‘Promote project’ girl internees discuss govt jobs
‘Promote project’ girl internees discuss govt jobs
KABUL (Pajhwok): Hundreds of female internees with USAID
‘promote program’ held a gathering also participated by government officials in Kabul on Monday to identify and assess job opportunities for themselves.
Some 500 internee and trainee girls and women on the project joined government officials and representatives from 26 ministries and a number of independent departments’ officials at the gathering.
Spogmai Wardak, deputy minister for planning and policy at the Ministry of Women’s Affairs (MoWA), told Pajhwok Afghan News that the gathering discussed job opportunities for the internees of the project at non-military government organizations.
She said the five-year Promote Project was launched two years back to train more than 7,000 women and girls in relevant fields.

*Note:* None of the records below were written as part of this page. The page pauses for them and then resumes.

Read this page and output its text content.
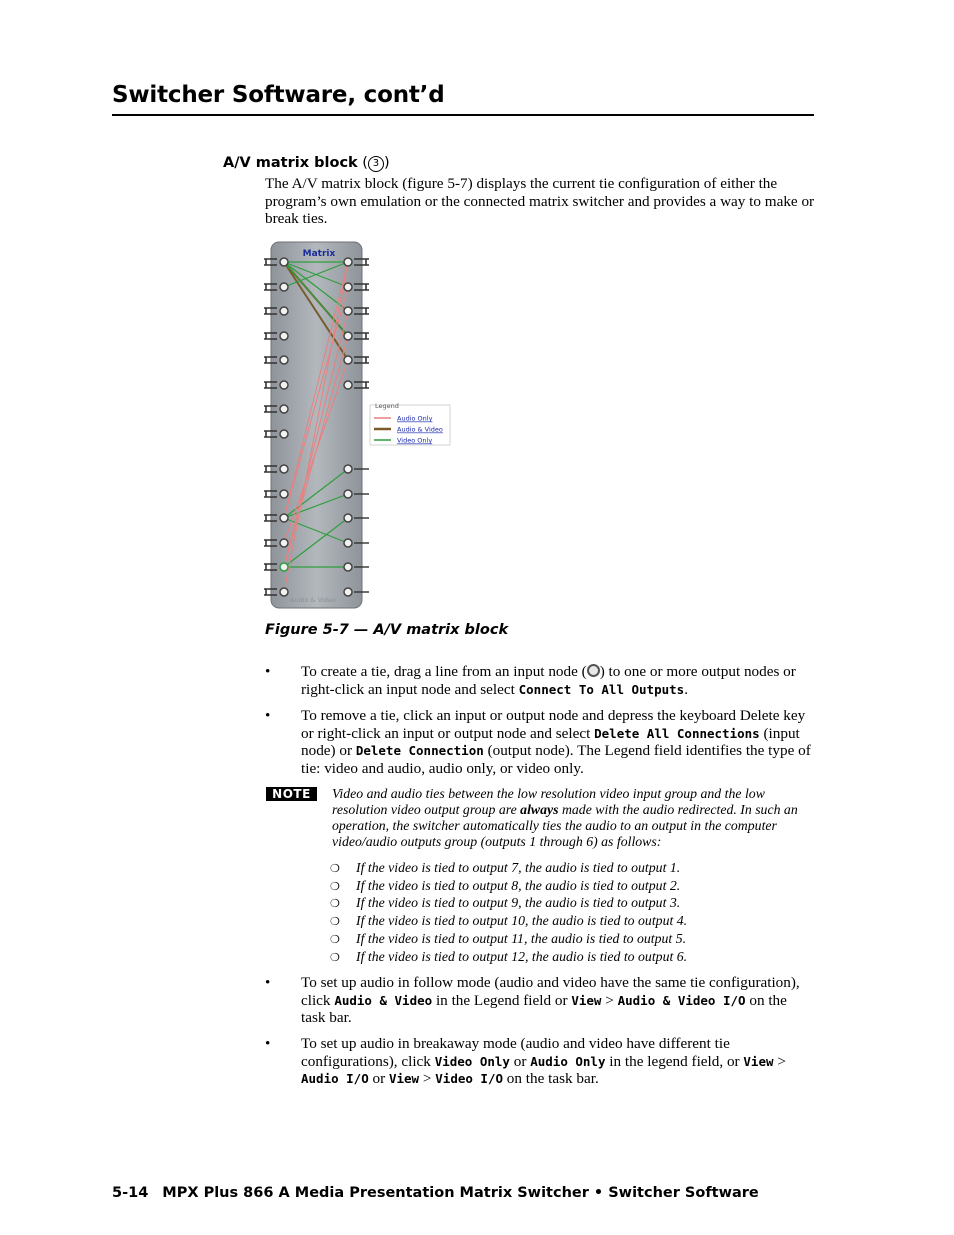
Switcher Software, cont’d
A/V matrix block ( 3 )
The A/V matrix block (figure 5-7) displays the current tie configuration of either the program’s own emulation or the connected matrix switcher and provides a way to make or break ties.
Matrix
Audio & Video
Legend
Audio Only
Audio & Video
Video Only
Figure 5-7 — A/V matrix block
• To create a tie, drag a line from an input node ( ) to one or more output nodes or right-click an input node and select Connect To All Outputs.
• To remove a tie, click an input or output node and depress the keyboard Delete key or right-click an input or output node and select Delete All Connections (input node) or Delete Connection (output node). The Legend field identifies the type of tie: video and audio, audio only, or video only.
NOTE	Video and audio ties between the low resolution video input group and the low resolution video output group are always made with the audio redirected. In such an operation, the switcher automatically ties the audio to an output in the computer video/audio outputs group (outputs 1 through 6) as follows:
❍ If the video is tied to output 7, the audio is tied to output 1.
❍ If the video is tied to output 8, the audio is tied to output 2.
❍ If the video is tied to output 9, the audio is tied to output 3.
❍ If the video is tied to output 10, the audio is tied to output 4.
❍ If the video is tied to output 11, the audio is tied to output 5.
❍ If the video is tied to output 12, the audio is tied to output 6.
• To set up audio in follow mode (audio and video have the same tie configuration), click Audio & Video in the Legend field or View > Audio & Video I/O on the task bar.
• To set up audio in breakaway mode (audio and video have different tie configurations), click Video Only or Audio Only in the legend field, or View > Audio I/O or View > Video I/O on the task bar.
5-14 MPX Plus 866 A Media Presentation Matrix Switcher • Switcher Software
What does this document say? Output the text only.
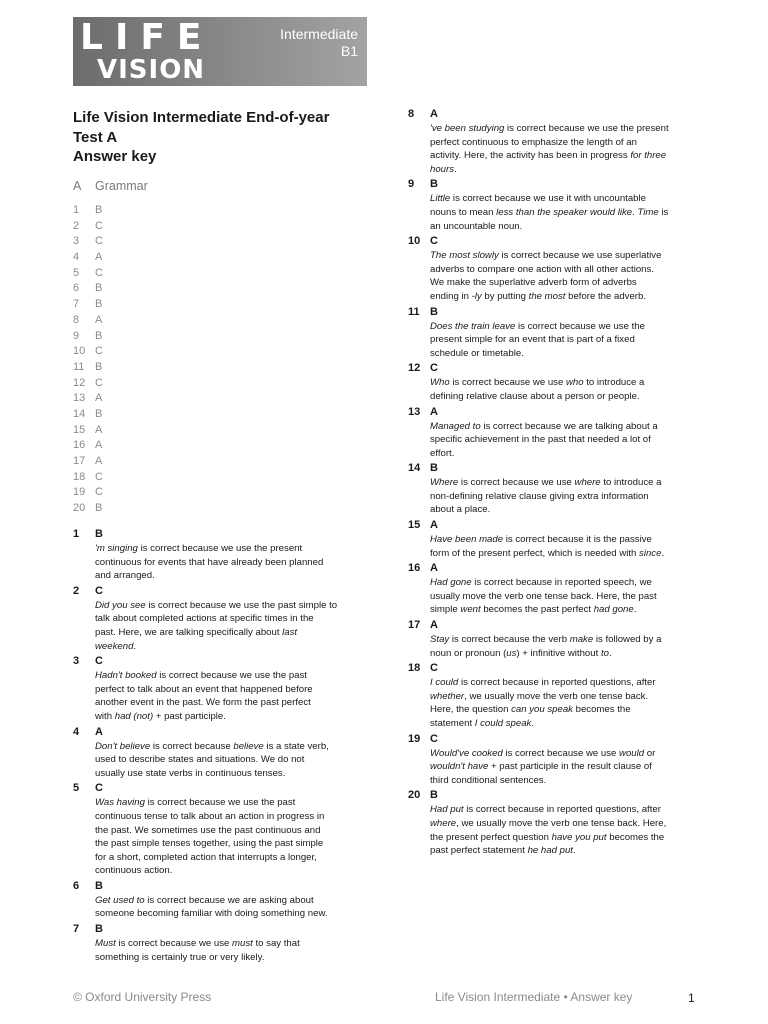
LIFE
VISION
Intermediate
B1
Life Vision Intermediate End-of-year
Test A
Answer key
A Grammar
1 B
2 C
3 C
4 A
5 C
6 B
7 B
8 A
9 B
10 C
11 B
12 C
13 A
14 B
15 A
16 A
17 A
18 C
19 C
20 B
1 B
'm singing is correct because we use the present
continuous for events that have already been planned
and arranged.
2 C
Did you see is correct because we use the past simple to
talk about completed actions at specific times in the
past. Here, we are talking specifically about last
weekend.
3 C
Hadn't booked is correct because we use the past
perfect to talk about an event that happened before
another event in the past. We form the past perfect
with had (not) + past participle.
4 A
Don't believe is correct because believe is a state verb,
used to describe states and situations. We do not
usually use state verbs in continuous tenses.
5 C
Was having is correct because we use the past
continuous tense to talk about an action in progress in
the past. We sometimes use the past continuous and
the past simple tenses together, using the past simple
for a short, completed action that interrupts a longer,
continuous action.
6 B
Get used to is correct because we are asking about
someone becoming familiar with doing something new.
7 B
Must is correct because we use must to say that
something is certainly true or very likely.
8 A
've been studying is correct because we use the present
perfect continuous to emphasize the length of an
activity. Here, the activity has been in progress for three
hours.
9 B
Little is correct because we use it with uncountable
nouns to mean less than the speaker would like. Time is
an uncountable noun.
10 C
The most slowly is correct because we use superlative
adverbs to compare one action with all other actions.
We make the superlative adverb form of adverbs
ending in -ly by putting the most before the adverb.
11 B
Does the train leave is correct because we use the
present simple for an event that is part of a fixed
schedule or timetable.
12 C
Who is correct because we use who to introduce a
defining relative clause about a person or people.
13 A
Managed to is correct because we are talking about a
specific achievement in the past that needed a lot of
effort.
14 B
Where is correct because we use where to introduce a
non-defining relative clause giving extra information
about a place.
15 A
Have been made is correct because it is the passive
form of the present perfect, which is needed with since.
16 A
Had gone is correct because in reported speech, we
usually move the verb one tense back. Here, the past
simple went becomes the past perfect had gone.
17 A
Stay is correct because the verb make is followed by a
noun or pronoun (us) + infinitive without to.
18 C
I could is correct because in reported questions, after
whether, we usually move the verb one tense back.
Here, the question can you speak becomes the
statement I could speak.
19 C
Would've cooked is correct because we use would or
wouldn't have + past participle in the result clause of
third conditional sentences.
20 B
Had put is correct because in reported questions, after
where, we usually move the verb one tense back. Here,
the present perfect question have you put becomes the
past perfect statement he had put.
© Oxford University Press	Life Vision Intermediate • Answer key	1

Wardak said MoWA had signed a Memorandum of Understanding (MoU) with USAID as a donor of the project two months ago. Based on the MoU, MoWA was responsible to cooperate and facilitate implementation of the project and supervise it.
According to her, about 1,000 posts lied vacant at government organizations currently and the girls and women of the project could apply for any post of their choice.
The USAID launched the Promote Project in partnership with the Government of Afghanistan to preserve the gains made by Afghan women in the past decade besides providing a new generation of Afghan women with leadership skills to make vital contributions to Afghanistan’s development in governance, civil society
, and economy.
The program has been designed to target and train educated women, 12th graders and bachelor’s degree holders aged 18–30 who have interest to work at government institutions.
Herbie Smith, USAID director in Afghanistan, said: “This is an essential step for women to identify job opportunities in government offices and know how they can enter a field of work.”
According to him, about 1,700 girls and women, graduated from 12th or university, had participated in the training programs in Kabul, Herat, Balkh, Kandahar, and Nangarhar provinces and 118 of them, after undergoing a one year training, had achieved permanent jobs at government organizations.
Sharifa Mosavi, one of the apprentices in Kabul, said: “We learned subjects which weren’t taught at universities.”
She asked the government to take serious the phenomenon of youth joblessness and create work opportunities for educated and specially trained individuals.